LOVE FACTUALLY. Directed by Chris Weare. Written by and starring Alan Committie. At Theatre on the Bay, Tuesday to Friday at 8pm, and Saturday at 5pm and 8pm, until May 14. STEYN DU TOIT reviews.
FROM Lady and the Tramp’s lip- locking while sucking spaghetti, to Kate and Leo posing for a tandem crucifixion selfie at the front of the doomed Titanic, the history of cinema is full of iconic romantic moments.
Opening to our (recently single) hero sipping a slushy in a cinema while a soaking wet Andie MacDowell tells Hugh Grant she hadn’t noticed she was standing in the rain, Alan Committie’s Love Factually takes its cue from these and other several other well-known movie scenes. But that’s pretty much where the honeymoon period ends. Sadly, as many of us know only too well, when the the auditorium’s lights go back on it’s an entirely different love game altogether.

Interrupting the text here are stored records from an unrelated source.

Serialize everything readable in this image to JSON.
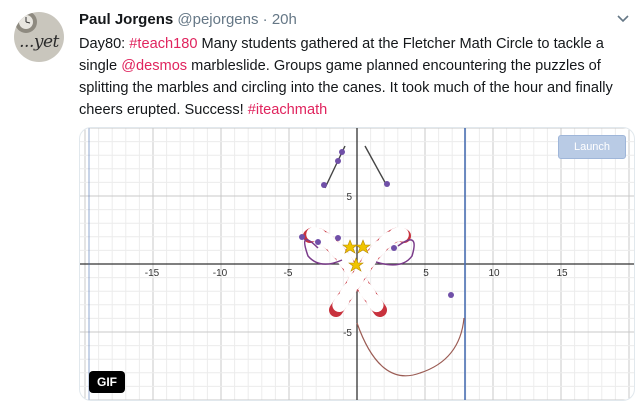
{
  "author": {
    "name": "Paul Jorgens",
    "handle": "@pejorgens",
    "separator": "·",
    "time": "20h",
    "avatar_text": "...yet"
  },
  "tweet": {
    "part1": "Day80: ",
    "hashtag1": "#teach180",
    "part2": " Many students gathered at the Fletcher Math Circle to tackle a single ",
    "mention": "@desmos",
    "part3": " marbleslide. Groups game planned encountering the puzzles of splitting the marbles and circling into the canes. It took much of the hour and finally cheers erupted. Success! ",
    "hashtag2": "#iteachmath"
  },
  "media": {
    "launch_label": "Launch",
    "gif_badge": "GIF",
    "x_ticks": [
      "-15",
      "-10",
      "-5",
      "5",
      "10",
      "15"
    ],
    "y_ticks": [
      "5",
      "-5"
    ]
  },
  "colors": {
    "hashtag": "#e0245e",
    "cane_red": "#c8323d",
    "curve": "#9b5c54",
    "marble": "#7050a8",
    "star": "#f0c400",
    "axis_line": "#4a6fb3"
  },
  "icons": {
    "menu": "chevron-down",
    "cursor": "mouse-pointer"
  }
}
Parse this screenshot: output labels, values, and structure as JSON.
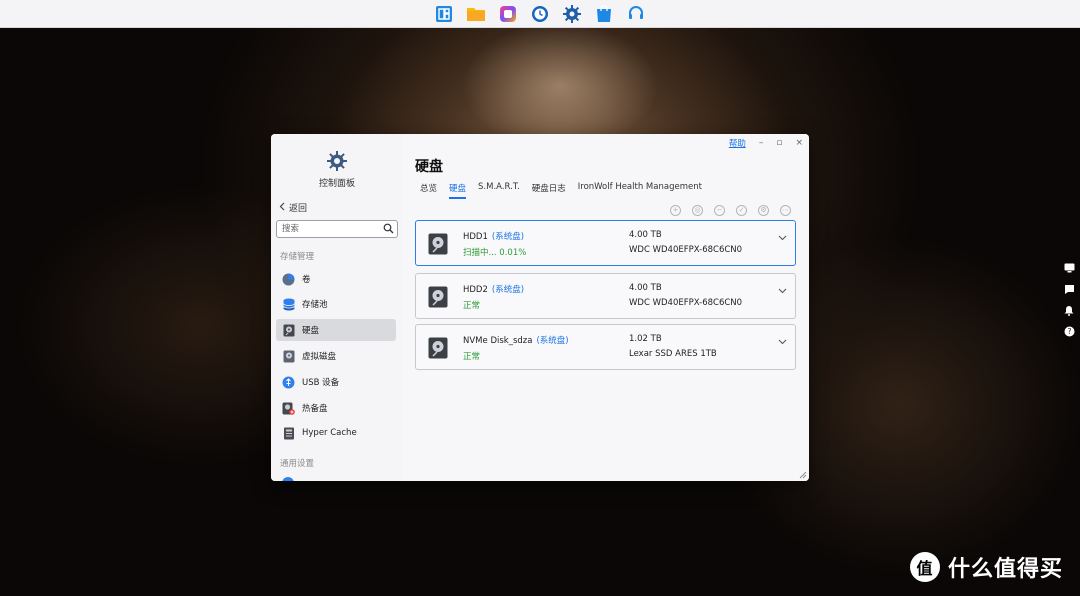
{
  "dock": {
    "icons": [
      "layout-icon",
      "folder-icon",
      "app-center-icon",
      "clock-icon",
      "settings-icon",
      "store-icon",
      "support-icon"
    ]
  },
  "window": {
    "help_label": "帮助",
    "minimize": "–",
    "maximize": "▫",
    "close": "×"
  },
  "sidebar": {
    "app_title": "控制面板",
    "back_label": "返回",
    "search_placeholder": "搜索",
    "section_storage": "存储管理",
    "section_general": "通用设置",
    "items": [
      {
        "label": "卷",
        "icon": "volume-icon"
      },
      {
        "label": "存储池",
        "icon": "storage-pool-icon"
      },
      {
        "label": "硬盘",
        "icon": "disk-icon"
      },
      {
        "label": "虚拟磁盘",
        "icon": "virtual-disk-icon"
      },
      {
        "label": "USB 设备",
        "icon": "usb-icon"
      },
      {
        "label": "热备盘",
        "icon": "hot-spare-icon"
      },
      {
        "label": "Hyper Cache",
        "icon": "cache-icon"
      }
    ]
  },
  "main": {
    "title": "硬盘",
    "tabs": [
      "总览",
      "硬盘",
      "S.M.A.R.T.",
      "硬盘日志",
      "IronWolf Health Management"
    ],
    "active_tab": "硬盘",
    "disks": [
      {
        "name": "HDD1",
        "tag": "(系统盘)",
        "status": "扫描中... 0.01%",
        "size": "4.00 TB",
        "model": "WDC WD40EFPX-68C6CN0"
      },
      {
        "name": "HDD2",
        "tag": "(系统盘)",
        "status": "正常",
        "size": "4.00 TB",
        "model": "WDC WD40EFPX-68C6CN0"
      },
      {
        "name": "NVMe Disk_sdza",
        "tag": "(系统盘)",
        "status": "正常",
        "size": "1.02 TB",
        "model": "Lexar SSD ARES 1TB"
      }
    ]
  },
  "watermark": {
    "text": "什么值得买",
    "logo": "值"
  },
  "colors": {
    "accent": "#1a73e8",
    "status_ok": "#2e9b38",
    "selected_border": "#2b7de9"
  }
}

That’s because real life has no script or guarantees for a happily-ever-after. How, then, does one find a way to merge the ideologies from the scripted silver screen to the reality that is your own (often) disastrous romantic life?
Written by Committie and directed by Chris Weare, this is not so much a piece that tries to provide answers to this question, but rather one that aims to find the funny in these crazy matters of the heart. The giggles in the pauses between sentences, if you will.
Blurbed as “more tales from the Caveman” – a reference to Committie’s longstanding stint in the Rob Becker comedy (he did 947 performances in total) – the production arrives in Cape Town following a successful run in Johannesburg.
In a routine that merges traditional stand-up with a fictional character (also named Alan) narrative that may or may not be himself, we then follow the funny-man through a journey that begins with him telling us of his relationship woes involving a woman named Melissa.
Flanked by giant cartoon-like cut-outs resembling a sperm and female egg cell respectively, a lot of what’s happening on stage humorously revolves around the idea of the battle of the sexes. Packed full of Committie’s usual puns, quips and improvisations, what inevitably follows is a jolly evening to the theatre.
Made up of a cheerful row of cinema seats, duvets, splashes of popcorn and a series of video projections featuring character skits and flow-charts, the set was designed by Committie, and constructed by Whacked Management (under John Vlismas).
While it is impossible to be a comedian in South Africa and not make reference to local politics or stereotypes during your routine, where Committie has always had the edge over other comics has been in the way that he never goes for the obvious.
In fact, listen carefully to how he delivers his punch lines in Love Factually. You won’t hear specific names, scandals or references, yet they are very much present throughout.
Those comedians who still joke about Eskom, Zuma and how black people can’t swim and white people can’t dance should go see this show. And take notes. But for the majority of the time this is a piece about relationships. While the idea of starting a whole new journey of showing another person all your quirks and morning routines can be a terrifying prospect, if approached with the right attitude there are also fantastic moments of laughter and irony along the way.
A two-act routine full of outrageous proposals, hilarious side-tracks and fun audience interaction (don’t sit in the first three rows if you’re going to be a sourpuss), Love Factually leaves its viewer feeling slightly giddy. That’s a good thing. Especially if you’re going with a romantic partner.
Which brings me to my final point. Melissa, if you’re reading this, please give Alan another chance. He really likes you. And we’re all rooting for you two.